Teori - Bangun Datar
1. Unsur Bangun Datar
Bangun datar dapat diamati dari unsur-unsurnya. Pada bangun datar yang dibatasi ruas garis, unsur utama yang sering digunakan adalah sisi, titik sudut, dan sudut.
Sisi adalah batas bangun. Pada segibanyak, sisi berbentuk ruas garis.
Titik sudut adalah tempat dua sisi bertemu.
Sudut adalah daerah atau bukaan yang terbentuk dari dua sisi yang bertemu pada satu titik.

Contoh:
Persegi memiliki 4 sisi dan 4 titik sudut.
Segitiga memiliki 3 sisi dan 3 titik sudut.
2. Segitiga
Segitiga adalah bangun datar yang memiliki 3 sisi dan 3 titik sudut.

Segitiga dapat dibedakan berdasarkan panjang sisi atau jenis sudutnya.
Contoh berdasarkan panjang sisi:
- Segitiga sama sisi: semua sisi sama panjang.
- Segitiga sama kaki: dua sisi sama panjang.
- Segitiga sembarang: panjang sisinya berbeda-beda.
Contoh berdasarkan sudut:
- Segitiga siku-siku memiliki satu sudut siku-siku.
- Segitiga lancip memiliki semua sudut lancip.
- Segitiga tumpul memiliki satu sudut tumpul.
3. Segiempat
Segiempat adalah bangun datar yang memiliki 4 sisi dan 4 titik sudut.

Contoh segiempat:
- Persegi.
- Persegi panjang.
- Jajar genjang.
- Trapesium.
- Belah ketupat.
- Layang-layang.
Beberapa segiempat memiliki ciri khusus.
Contoh:
- Persegi memiliki 4 sisi sama panjang dan 4 sudut siku-siku.
- Persegi panjang memiliki dua pasang sisi berhadapan sama panjang dan 4 sudut siku-siku.
- Trapesium memiliki sepasang sisi sejajar.
- Layang-layang memiliki dua pasang sisi berdekatan yang sama panjang.
4. Segibanyak
Segibanyak adalah bangun datar tertutup yang dibatasi oleh beberapa ruas garis.

Contoh segibanyak:
- Segitiga memiliki 3 sisi.
- Segiempat memiliki 4 sisi.
- Segilima memiliki 5 sisi.
- Segienam memiliki 6 sisi.
Bangun seperti lingkaran bukan segibanyak karena sisinya berupa garis lengkung, bukan ruas garis lurus.
5. Mengklasifikasikan Bangun Datar
Klasifikasi berarti mengelompokkan berdasarkan ciri yang sama.

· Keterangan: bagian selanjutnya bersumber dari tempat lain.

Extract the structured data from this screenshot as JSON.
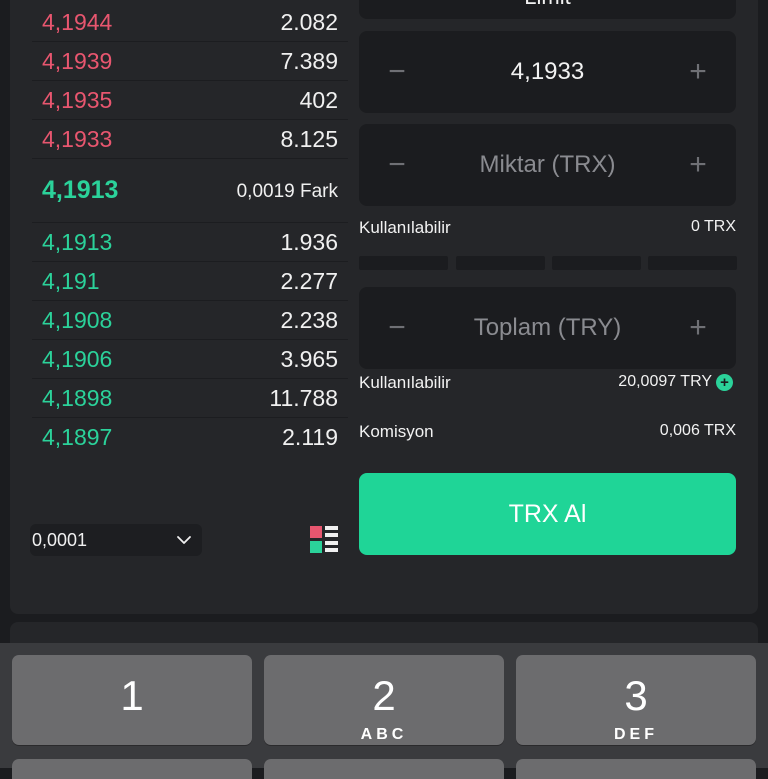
{
  "order_book": {
    "asks": [
      {
        "price": "4,1944",
        "amount": "2.082"
      },
      {
        "price": "4,1939",
        "amount": "7.389"
      },
      {
        "price": "4,1935",
        "amount": "402"
      },
      {
        "price": "4,1933",
        "amount": "8.125"
      }
    ],
    "last_price": "4,1913",
    "spread": "0,0019 Fark",
    "bids": [
      {
        "price": "4,1913",
        "amount": "1.936"
      },
      {
        "price": "4,191",
        "amount": "2.277"
      },
      {
        "price": "4,1908",
        "amount": "2.238"
      },
      {
        "price": "4,1906",
        "amount": "3.965"
      },
      {
        "price": "4,1898",
        "amount": "11.788"
      },
      {
        "price": "4,1897",
        "amount": "2.119"
      }
    ],
    "step_value": "0,0001"
  },
  "order_form": {
    "order_type": "Limit",
    "price_value": "4,1933",
    "amount_placeholder": "Miktar (TRX)",
    "available_label": "Kullanılabilir",
    "available_trx": "0 TRX",
    "total_placeholder": "Toplam (TRY)",
    "available_try": "20,0097 TRY",
    "commission_label": "Komisyon",
    "commission_value": "0,006 TRX",
    "buy_button": "TRX Al",
    "minus_symbol": "−",
    "plus_symbol": "+"
  },
  "keyboard": {
    "keys": [
      {
        "num": "1",
        "letters": ""
      },
      {
        "num": "2",
        "letters": "ABC"
      },
      {
        "num": "3",
        "letters": "DEF"
      }
    ]
  },
  "colors": {
    "ask": "#e8566f",
    "bid": "#2bd29a",
    "buy_button": "#1fd597"
  }
}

Bangun datar dapat dikelompokkan berdasarkan:
- Banyak sisi.
- Banyak titik sudut.
- Ada atau tidaknya sisi sejajar.
- Ada atau tidaknya sudut siku-siku.
- Panjang sisi yang sama.
Contoh:
Persegi, persegi panjang, belah ketupat, trapesium, dan layang-layang termasuk segiempat karena semuanya memiliki 4 sisi.
6. Komposisi Bangun Datar
Komposisi berarti menyusun beberapa bangun datar menjadi bangun baru.

Contoh:
- Dua segitiga siku-siku dapat disusun menjadi persegi panjang.
- Empat segitiga sama kaki dapat disusun menjadi belah ketupat.
- Beberapa persegi dapat disusun menjadi persegi panjang yang lebih besar.
Saat menyusun bangun, sisi yang bertemu perlu disesuaikan agar bentuknya rapi.
7. Dekomposisi Bangun Datar
Dekomposisi berarti mengurai satu bangun datar menjadi beberapa bangun datar.

Contoh:
- Persegi dapat diurai menjadi 2 segitiga.
- Persegi panjang dapat diurai menjadi 2 segitiga dengan satu garis diagonal.
- Trapesium dapat diurai menjadi persegi panjang dan segitiga.
Satu bangun dapat diurai dengan lebih dari satu cara.
Contoh:
Sebuah persegi dapat diurai menjadi 2 segitiga dengan garis diagonal. Persegi yang sama juga dapat diurai menjadi 4 persegi kecil dengan garis tengah tegak dan mendatar.
8. Ayo Mengamati
Carilah 5 benda di sekitarmu yang permukaannya berbentuk bangun datar.
Untuk setiap benda, tuliskan:
- Nama benda.
- Bentuk bangun datarnya.
- Banyak sisi.
- Banyak titik sudut.
- Apakah bangun itu dapat disusun atau diurai dari bangun lain.